E6BFB9C0-3B46-475A-BDAD-3CC8A8B3887B.jpegA decade ago I was sitting on this same beach in Aruba, reading a book that changed me in an epic way.

It wasn’t that it was my story at the time, but it was where I learned someone else’s words could speak  life into another. It could breathe braveness, awareness, freedom of our darkest secrets. It could dare to change a life. It is where I decided to be a writer.

This gift of words I read on this beach, broke me to tears. Not for Elizabeth Gilbert’s divorce, or her journey to seek what was holy to her, or her glorious Italian meals, but for the pain in which she dropped her own blood into these words, along with the soaked in tears of joy. Eat, Pray, Love was my book of transformation.

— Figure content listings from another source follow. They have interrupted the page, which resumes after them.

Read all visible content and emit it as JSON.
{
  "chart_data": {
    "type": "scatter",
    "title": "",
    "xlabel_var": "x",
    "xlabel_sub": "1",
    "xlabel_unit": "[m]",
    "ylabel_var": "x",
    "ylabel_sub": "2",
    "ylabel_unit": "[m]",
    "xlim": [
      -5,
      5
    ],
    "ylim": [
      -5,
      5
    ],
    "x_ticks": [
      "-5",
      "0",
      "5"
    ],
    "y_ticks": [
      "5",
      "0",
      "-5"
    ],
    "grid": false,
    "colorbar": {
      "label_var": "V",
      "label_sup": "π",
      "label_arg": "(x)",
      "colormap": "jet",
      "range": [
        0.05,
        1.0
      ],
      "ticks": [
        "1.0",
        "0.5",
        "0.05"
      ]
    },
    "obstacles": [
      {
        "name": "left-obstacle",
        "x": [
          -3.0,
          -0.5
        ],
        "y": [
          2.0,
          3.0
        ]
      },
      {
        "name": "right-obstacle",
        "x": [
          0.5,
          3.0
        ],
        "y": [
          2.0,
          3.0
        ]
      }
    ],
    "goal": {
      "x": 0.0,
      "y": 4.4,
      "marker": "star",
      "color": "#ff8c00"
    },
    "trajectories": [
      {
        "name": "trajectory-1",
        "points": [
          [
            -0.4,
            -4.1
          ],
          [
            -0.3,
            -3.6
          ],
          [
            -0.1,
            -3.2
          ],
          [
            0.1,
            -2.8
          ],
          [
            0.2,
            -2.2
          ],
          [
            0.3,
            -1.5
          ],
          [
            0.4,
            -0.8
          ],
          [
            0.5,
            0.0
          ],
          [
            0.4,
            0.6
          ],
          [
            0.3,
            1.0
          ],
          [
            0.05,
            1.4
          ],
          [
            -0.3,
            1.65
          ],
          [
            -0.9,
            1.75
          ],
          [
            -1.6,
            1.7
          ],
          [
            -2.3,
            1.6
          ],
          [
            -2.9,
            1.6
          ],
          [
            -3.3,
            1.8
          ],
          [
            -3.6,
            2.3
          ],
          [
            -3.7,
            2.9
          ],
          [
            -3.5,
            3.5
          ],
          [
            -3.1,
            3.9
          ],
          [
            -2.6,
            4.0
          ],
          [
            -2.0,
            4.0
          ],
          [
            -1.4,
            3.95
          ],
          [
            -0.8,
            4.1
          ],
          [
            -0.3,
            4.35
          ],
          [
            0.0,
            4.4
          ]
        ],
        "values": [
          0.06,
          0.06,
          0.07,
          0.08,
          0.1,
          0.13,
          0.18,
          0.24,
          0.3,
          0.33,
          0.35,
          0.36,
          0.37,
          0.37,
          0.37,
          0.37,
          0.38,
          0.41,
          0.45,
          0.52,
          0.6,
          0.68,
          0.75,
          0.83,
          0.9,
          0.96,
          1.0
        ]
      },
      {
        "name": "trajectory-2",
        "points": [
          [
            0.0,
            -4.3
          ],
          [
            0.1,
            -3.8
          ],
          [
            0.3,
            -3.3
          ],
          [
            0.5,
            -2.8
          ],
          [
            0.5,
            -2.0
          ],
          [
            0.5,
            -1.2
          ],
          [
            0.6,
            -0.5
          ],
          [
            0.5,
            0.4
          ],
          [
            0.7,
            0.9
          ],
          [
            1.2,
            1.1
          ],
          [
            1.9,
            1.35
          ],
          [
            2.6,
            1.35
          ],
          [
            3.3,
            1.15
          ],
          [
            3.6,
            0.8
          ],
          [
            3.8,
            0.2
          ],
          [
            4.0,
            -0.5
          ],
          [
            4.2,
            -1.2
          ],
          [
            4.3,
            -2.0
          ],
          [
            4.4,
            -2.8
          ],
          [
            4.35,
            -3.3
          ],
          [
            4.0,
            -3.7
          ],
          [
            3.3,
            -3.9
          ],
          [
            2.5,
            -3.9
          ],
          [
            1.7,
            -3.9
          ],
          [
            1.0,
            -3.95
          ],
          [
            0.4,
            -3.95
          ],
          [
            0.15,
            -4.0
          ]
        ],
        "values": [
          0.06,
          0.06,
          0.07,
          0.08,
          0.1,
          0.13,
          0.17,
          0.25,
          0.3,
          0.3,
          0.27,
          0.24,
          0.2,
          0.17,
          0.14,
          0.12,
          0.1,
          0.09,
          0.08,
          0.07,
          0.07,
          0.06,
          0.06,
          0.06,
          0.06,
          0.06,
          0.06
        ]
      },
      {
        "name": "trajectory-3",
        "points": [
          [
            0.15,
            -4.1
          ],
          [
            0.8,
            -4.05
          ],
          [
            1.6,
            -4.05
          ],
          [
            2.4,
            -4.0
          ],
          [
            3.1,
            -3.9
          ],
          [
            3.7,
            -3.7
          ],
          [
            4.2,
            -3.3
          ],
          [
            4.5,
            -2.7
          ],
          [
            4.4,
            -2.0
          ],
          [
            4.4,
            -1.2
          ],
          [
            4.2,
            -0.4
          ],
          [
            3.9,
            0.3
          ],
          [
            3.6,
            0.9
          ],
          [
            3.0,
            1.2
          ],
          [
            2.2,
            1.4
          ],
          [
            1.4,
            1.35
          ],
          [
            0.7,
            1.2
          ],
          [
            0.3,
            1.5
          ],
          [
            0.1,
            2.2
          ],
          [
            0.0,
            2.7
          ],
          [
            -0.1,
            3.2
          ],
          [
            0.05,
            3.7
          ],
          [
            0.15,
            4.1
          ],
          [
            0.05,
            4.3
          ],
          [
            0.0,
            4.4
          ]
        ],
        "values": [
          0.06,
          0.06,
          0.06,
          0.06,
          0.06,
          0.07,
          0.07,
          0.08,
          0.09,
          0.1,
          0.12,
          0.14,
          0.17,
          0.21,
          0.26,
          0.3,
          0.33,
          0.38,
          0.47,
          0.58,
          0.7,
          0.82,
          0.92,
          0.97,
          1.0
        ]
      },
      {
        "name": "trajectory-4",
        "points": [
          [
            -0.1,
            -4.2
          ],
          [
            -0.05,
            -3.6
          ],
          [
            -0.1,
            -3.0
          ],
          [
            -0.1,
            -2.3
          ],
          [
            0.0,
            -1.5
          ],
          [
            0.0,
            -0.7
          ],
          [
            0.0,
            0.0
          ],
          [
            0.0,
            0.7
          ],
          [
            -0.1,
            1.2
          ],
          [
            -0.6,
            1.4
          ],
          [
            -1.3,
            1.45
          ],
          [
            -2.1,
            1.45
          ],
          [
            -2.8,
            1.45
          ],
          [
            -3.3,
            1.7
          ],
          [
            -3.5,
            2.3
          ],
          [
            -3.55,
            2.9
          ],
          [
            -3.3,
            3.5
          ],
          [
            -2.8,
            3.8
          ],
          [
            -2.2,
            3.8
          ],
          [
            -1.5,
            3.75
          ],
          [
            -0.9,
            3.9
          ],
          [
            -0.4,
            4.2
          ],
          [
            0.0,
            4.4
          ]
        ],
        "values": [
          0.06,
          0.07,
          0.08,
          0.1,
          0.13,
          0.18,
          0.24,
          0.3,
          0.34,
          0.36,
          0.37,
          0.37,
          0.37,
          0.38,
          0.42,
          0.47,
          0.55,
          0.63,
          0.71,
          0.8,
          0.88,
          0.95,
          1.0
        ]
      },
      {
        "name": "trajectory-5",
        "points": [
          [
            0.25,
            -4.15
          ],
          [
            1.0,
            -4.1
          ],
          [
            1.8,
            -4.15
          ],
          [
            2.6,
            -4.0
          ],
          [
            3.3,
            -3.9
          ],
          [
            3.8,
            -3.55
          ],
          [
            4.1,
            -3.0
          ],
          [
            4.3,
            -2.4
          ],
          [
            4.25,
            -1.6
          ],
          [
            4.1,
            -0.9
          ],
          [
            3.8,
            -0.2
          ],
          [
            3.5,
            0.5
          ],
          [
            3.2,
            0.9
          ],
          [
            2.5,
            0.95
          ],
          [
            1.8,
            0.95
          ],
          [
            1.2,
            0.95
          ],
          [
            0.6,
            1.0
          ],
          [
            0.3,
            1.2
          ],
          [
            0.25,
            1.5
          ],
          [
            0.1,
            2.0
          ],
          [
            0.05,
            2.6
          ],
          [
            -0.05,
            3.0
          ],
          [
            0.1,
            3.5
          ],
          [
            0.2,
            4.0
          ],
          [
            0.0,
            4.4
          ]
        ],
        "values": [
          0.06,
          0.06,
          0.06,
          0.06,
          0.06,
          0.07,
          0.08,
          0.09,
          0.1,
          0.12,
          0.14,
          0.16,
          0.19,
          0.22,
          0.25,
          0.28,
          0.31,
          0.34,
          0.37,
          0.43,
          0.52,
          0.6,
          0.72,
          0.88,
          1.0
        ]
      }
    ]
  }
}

Awakenings of any kind are hard. Once they come, it is impossible to stuff them back into the dark. Each and every day it wakes you up saying “remember me? I am still here. What are you going to do with me today? If nothing- guess who is waking you tomorrow?”.

We desperately try to ignore them because it means change. Change means walking out of comfort and into unknowns. People will absolutely revolt against it. Even the most coveted people you hold in your heart.

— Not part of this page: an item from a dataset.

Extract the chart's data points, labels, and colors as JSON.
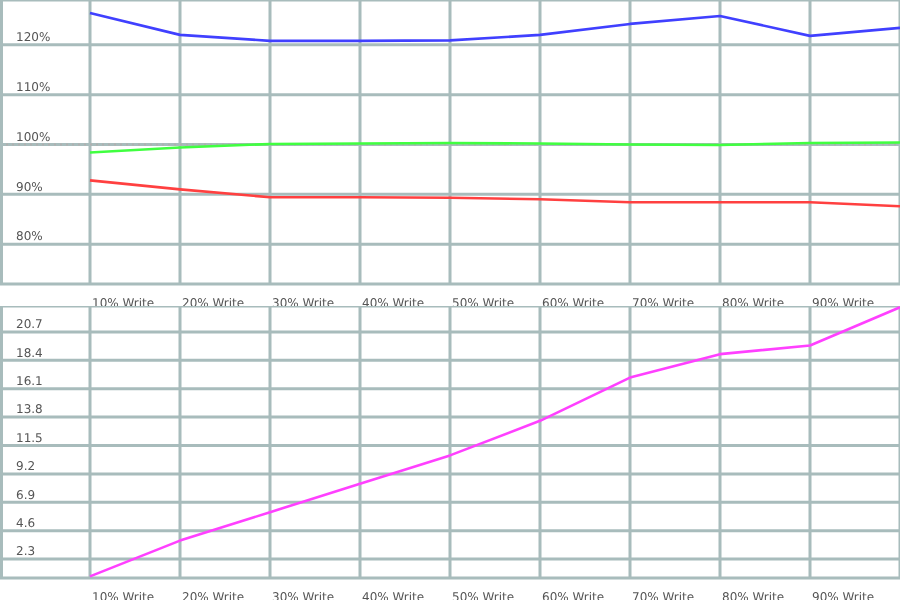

“How could you?” They will say. “I could never be that selfish.” They will say to others. “Who does SHE think she is.” They will think in their head while smiling in your face.

You will feel desperate to find those truly saying “good for you” and not walking away thinking you are absolutely mad. When you find them, it will be those brave ones that are also willing to be uncomfortable.

The truth is those who speak ill of your growth, are those who are afraid to be woken. So let them sleep. Even if your heart holds them so dear. It has zero to do about you and your becoming, and everything to do about their stagnant stance and inability to move.

You go.

You turn to the sun and keep growing.

You don’t apologize ever for choosing you.

And don’t you dare make yourself smaller then who you have called to be.

And ALWAYS find the brave ones in the bunch. Even if it’s through written words.

It’s ok to leave a job that promises retirement, but no longer serves your soul. It’s ok to take a chance on something you always dreamed of doing without a steady income or benefits. It’s ok to end friendships that no longer feel like you. It’s ok to stand in what you KNOW is your truth even when people in your church say it isn’t right. I know this because I have done all of this in the past six months.

No matter the story line- career, relationships/friendships, family, moving/travel, identity, spirituality, confidence, abuse, trauma, seeking voice…you ALWAYS have a right to choose you.

The reason the book jolted me then, was because I knew in my greatest most hidden core, I had a journey ahead of me that was daring like hers.

At 42, mine has only begun to grow wildly. Much like this Divi tree in the picture, my roots started like everyone else. Then suddenly – I went against the grain and found my own sunshine to grow in.

I bloom at my own pace, in my own time, in my own way.

Between each bloom, I honor the pain and the suffering that choosing brave causes. I know for a fact that is what delivers the greatest joys.

Trembling, I hear the sound of my own voice, owning where I am going. Speaking what’s on my heart.

Radical.

I walk forward in faith instead of fear.

Wishing all of those stagnant, to find the hidden piece inside them that will catapult them into daring who they are meant to be.

Truth: we were never meant to stay the same. We are meant to evolve. Do not die a sprout when you are meant to be a diverse forest.

Not a perfect tree growing up right to the sky, but a winding, twisted, one that constantly seeks the sun.

Be still in prayer.

Move rapidly in all the answers that were given to you when being still.

Instead of buying the “be brave” T-shirt – dare to let go and let God.

Letting go and letting God actually means you have to LET GO.